The security is evidenced if your computer crashes while the
MySQL server is writing to a fixed-format
MyISAM
file. In this case,
myisamchk can easily determine where each
row starts and ends, so it can usually reclaim all rows except
the partially written one. Note that MyISAM
table indexes can always be reconstructed based on the data
rows.
Static-format tables have these characteristics:
CHAR
and
BINARY
columns are
space-padded to the column width. This is also true for
NUMERIC
and
DECIMAL
columns.
Very quick.
Easy to cache.
Easy to reconstruct after a crash, because rows are located in fixed positions.

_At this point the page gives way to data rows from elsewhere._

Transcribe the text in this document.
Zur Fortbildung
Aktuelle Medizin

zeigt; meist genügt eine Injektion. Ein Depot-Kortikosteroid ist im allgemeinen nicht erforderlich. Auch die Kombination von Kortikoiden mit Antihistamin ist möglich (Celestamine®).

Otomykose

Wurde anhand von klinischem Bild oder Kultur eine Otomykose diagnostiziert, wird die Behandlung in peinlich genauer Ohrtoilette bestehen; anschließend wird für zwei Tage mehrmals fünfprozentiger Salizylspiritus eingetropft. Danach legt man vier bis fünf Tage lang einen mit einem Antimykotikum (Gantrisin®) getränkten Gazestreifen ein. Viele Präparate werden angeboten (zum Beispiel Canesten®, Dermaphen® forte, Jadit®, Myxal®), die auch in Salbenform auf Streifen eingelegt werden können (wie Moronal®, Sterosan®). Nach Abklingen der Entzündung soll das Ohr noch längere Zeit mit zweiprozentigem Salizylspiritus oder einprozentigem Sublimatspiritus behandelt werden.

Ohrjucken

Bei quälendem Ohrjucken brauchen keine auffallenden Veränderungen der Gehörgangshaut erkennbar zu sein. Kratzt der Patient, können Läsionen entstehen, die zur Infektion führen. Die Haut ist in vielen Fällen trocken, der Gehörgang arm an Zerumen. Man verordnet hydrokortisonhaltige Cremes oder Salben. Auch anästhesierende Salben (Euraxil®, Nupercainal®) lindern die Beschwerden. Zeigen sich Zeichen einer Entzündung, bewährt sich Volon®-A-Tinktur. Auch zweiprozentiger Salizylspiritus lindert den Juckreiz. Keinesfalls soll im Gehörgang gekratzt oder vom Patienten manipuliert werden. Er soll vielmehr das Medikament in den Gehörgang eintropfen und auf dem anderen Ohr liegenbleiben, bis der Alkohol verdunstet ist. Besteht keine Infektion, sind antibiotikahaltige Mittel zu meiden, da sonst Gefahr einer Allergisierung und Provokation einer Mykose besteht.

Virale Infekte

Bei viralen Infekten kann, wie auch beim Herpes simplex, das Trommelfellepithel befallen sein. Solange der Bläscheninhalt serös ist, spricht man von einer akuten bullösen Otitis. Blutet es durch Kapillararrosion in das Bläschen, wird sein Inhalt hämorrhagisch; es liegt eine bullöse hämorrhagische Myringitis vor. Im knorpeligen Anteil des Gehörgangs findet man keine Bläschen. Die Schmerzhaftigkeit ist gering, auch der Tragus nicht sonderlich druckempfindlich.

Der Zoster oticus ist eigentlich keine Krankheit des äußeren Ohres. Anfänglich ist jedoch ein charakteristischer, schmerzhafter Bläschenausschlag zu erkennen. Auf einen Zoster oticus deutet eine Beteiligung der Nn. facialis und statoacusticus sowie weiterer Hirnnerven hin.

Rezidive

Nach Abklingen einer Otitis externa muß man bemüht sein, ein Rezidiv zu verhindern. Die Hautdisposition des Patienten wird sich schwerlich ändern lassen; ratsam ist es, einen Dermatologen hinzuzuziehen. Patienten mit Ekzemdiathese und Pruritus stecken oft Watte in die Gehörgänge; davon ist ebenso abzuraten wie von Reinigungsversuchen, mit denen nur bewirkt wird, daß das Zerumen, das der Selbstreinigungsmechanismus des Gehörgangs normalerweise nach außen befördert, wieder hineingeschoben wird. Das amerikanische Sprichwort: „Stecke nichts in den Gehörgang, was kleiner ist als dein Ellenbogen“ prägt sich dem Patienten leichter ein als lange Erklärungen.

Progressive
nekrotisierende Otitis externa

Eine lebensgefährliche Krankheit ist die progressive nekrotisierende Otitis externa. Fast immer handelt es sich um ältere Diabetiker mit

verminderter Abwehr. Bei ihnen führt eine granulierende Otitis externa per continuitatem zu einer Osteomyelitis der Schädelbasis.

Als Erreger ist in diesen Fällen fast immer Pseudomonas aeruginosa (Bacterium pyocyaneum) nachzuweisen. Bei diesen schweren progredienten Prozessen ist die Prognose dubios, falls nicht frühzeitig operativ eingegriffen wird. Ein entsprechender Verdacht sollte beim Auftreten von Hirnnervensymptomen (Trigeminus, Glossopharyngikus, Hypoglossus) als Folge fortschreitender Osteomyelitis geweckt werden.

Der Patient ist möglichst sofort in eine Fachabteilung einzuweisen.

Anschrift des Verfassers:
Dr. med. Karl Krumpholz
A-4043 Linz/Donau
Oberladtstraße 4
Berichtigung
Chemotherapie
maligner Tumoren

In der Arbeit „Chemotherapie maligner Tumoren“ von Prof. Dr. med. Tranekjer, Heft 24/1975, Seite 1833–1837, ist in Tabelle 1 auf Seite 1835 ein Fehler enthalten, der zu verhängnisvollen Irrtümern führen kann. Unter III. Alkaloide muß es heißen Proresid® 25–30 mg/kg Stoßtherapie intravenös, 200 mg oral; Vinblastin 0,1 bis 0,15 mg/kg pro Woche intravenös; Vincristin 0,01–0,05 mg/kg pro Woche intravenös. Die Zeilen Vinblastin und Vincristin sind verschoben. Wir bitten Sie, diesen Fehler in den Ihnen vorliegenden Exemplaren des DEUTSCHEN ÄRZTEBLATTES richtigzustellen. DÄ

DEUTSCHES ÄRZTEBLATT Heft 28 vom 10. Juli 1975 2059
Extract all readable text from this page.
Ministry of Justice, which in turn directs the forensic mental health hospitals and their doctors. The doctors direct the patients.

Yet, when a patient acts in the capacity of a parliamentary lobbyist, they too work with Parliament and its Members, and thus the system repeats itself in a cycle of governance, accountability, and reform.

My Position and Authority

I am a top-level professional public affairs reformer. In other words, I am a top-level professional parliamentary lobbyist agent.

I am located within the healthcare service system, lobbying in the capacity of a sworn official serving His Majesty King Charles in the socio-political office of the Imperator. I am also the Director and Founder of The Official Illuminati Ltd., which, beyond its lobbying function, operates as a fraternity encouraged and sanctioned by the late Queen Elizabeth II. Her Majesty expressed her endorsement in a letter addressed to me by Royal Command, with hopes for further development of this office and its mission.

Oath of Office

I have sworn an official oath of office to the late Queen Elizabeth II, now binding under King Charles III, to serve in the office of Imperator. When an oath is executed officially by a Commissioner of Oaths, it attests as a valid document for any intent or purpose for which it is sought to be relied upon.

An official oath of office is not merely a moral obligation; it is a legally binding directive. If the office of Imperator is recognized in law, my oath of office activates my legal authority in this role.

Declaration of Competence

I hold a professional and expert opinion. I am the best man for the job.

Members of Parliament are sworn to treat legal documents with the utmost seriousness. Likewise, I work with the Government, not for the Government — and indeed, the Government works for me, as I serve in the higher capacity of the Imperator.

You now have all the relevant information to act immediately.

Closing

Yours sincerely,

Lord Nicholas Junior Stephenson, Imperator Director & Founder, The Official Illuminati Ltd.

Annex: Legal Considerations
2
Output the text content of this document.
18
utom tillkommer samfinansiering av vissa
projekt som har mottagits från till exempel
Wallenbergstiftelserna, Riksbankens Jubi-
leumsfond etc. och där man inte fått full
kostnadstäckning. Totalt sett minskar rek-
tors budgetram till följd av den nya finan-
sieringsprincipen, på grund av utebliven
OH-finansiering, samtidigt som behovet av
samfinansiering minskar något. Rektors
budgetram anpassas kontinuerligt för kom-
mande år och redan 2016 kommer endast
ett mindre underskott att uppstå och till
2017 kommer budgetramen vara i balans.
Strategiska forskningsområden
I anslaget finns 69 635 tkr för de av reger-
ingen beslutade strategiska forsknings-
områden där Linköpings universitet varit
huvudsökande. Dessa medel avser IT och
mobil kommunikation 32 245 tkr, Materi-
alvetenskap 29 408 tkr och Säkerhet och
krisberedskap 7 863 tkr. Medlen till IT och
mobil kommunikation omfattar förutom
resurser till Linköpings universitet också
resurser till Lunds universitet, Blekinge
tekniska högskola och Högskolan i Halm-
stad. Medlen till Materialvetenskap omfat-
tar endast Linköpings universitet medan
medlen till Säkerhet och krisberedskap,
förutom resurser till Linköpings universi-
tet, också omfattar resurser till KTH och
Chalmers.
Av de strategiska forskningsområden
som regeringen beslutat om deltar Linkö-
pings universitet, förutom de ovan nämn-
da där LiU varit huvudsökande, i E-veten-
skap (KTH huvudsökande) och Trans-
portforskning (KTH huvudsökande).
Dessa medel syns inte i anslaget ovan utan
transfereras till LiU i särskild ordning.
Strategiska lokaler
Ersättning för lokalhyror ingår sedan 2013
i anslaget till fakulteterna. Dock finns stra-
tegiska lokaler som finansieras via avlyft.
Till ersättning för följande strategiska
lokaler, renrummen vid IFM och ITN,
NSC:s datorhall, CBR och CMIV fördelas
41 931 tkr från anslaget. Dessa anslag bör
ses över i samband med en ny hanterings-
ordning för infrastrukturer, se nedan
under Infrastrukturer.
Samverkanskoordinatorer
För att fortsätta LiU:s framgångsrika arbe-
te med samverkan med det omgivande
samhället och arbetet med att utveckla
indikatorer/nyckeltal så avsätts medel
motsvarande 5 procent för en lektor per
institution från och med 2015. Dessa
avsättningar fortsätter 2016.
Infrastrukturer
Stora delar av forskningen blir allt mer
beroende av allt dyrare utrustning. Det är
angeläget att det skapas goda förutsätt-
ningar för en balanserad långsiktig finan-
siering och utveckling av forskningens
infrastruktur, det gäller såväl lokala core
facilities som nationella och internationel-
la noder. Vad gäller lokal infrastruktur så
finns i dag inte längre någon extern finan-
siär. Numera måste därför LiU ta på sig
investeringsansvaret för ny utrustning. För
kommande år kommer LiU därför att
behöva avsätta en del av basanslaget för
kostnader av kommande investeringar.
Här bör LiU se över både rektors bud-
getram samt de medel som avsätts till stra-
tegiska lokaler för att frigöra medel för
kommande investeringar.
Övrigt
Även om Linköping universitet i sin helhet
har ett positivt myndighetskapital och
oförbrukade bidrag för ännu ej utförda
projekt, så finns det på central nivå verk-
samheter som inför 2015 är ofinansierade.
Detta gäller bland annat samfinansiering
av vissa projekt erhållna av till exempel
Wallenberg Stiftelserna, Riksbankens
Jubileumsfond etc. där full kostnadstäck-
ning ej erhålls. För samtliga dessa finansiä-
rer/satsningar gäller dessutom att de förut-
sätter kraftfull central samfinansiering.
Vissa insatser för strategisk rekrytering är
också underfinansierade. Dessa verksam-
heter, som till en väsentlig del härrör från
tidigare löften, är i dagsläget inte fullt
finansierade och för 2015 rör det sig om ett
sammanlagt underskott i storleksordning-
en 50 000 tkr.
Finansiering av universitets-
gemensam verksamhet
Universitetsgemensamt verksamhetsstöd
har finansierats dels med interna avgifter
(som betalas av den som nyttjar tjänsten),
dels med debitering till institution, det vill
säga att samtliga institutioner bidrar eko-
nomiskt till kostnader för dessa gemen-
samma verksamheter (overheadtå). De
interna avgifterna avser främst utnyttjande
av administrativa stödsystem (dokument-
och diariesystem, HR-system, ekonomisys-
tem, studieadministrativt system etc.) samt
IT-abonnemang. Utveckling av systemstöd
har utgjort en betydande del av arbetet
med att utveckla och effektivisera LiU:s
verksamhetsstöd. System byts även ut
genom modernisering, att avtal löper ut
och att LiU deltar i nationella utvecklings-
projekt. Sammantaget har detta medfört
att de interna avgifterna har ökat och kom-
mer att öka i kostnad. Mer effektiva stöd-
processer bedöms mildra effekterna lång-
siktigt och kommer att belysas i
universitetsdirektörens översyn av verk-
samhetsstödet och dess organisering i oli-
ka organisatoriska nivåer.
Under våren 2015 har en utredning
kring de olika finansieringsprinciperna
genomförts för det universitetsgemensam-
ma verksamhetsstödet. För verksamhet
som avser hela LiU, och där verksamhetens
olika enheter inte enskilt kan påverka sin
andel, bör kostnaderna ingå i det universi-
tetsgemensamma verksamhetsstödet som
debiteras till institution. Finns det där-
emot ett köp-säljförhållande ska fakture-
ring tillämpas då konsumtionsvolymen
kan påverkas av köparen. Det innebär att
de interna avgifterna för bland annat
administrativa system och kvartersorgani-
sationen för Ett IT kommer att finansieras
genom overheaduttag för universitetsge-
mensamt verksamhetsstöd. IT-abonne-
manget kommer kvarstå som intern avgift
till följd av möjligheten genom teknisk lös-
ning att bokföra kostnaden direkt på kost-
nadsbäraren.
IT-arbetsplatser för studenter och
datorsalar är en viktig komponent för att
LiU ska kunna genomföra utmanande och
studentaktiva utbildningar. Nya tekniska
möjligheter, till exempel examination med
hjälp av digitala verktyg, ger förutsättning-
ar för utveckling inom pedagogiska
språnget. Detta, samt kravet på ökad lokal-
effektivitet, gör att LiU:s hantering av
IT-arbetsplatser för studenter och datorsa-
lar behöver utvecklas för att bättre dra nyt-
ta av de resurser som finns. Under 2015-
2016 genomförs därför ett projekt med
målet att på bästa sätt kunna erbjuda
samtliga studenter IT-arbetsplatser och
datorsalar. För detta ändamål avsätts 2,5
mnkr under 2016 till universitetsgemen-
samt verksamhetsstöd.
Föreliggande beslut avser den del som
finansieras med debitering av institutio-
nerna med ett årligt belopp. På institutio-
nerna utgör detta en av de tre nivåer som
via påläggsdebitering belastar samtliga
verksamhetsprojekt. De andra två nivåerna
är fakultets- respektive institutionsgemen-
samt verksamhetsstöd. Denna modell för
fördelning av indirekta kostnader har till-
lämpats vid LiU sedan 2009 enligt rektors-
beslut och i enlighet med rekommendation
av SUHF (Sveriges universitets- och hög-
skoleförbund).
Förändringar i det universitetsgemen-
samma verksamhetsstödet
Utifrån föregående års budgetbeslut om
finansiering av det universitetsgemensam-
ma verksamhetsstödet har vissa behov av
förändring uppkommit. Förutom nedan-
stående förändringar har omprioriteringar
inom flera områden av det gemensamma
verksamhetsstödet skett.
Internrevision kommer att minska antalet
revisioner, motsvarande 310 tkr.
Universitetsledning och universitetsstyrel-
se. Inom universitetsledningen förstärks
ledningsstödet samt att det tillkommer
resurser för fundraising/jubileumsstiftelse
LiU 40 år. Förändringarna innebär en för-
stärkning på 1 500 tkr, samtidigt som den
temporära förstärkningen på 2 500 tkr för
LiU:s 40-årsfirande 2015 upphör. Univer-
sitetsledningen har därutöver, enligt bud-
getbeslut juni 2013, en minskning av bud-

Reorganization is unnecessary unless you delete a huge
number of rows and want to return free disk space to the
operating system. To do this, use
OPTIMIZE TABLE
or
myisamchk -r.
Usually require more disk space than dynamic-format tables.
User Comments
Storage space used by NULL columns:
If the table is Fixed-length the NULL coumns take up same space as they would have taken if they contained a value.
If there are lot of NULL columns and you want to save some space, then ALTER the table by adding a variable length column. That will make the table storage type as 'Dynamic' and the NULL coulmns will take up only one bit/byte.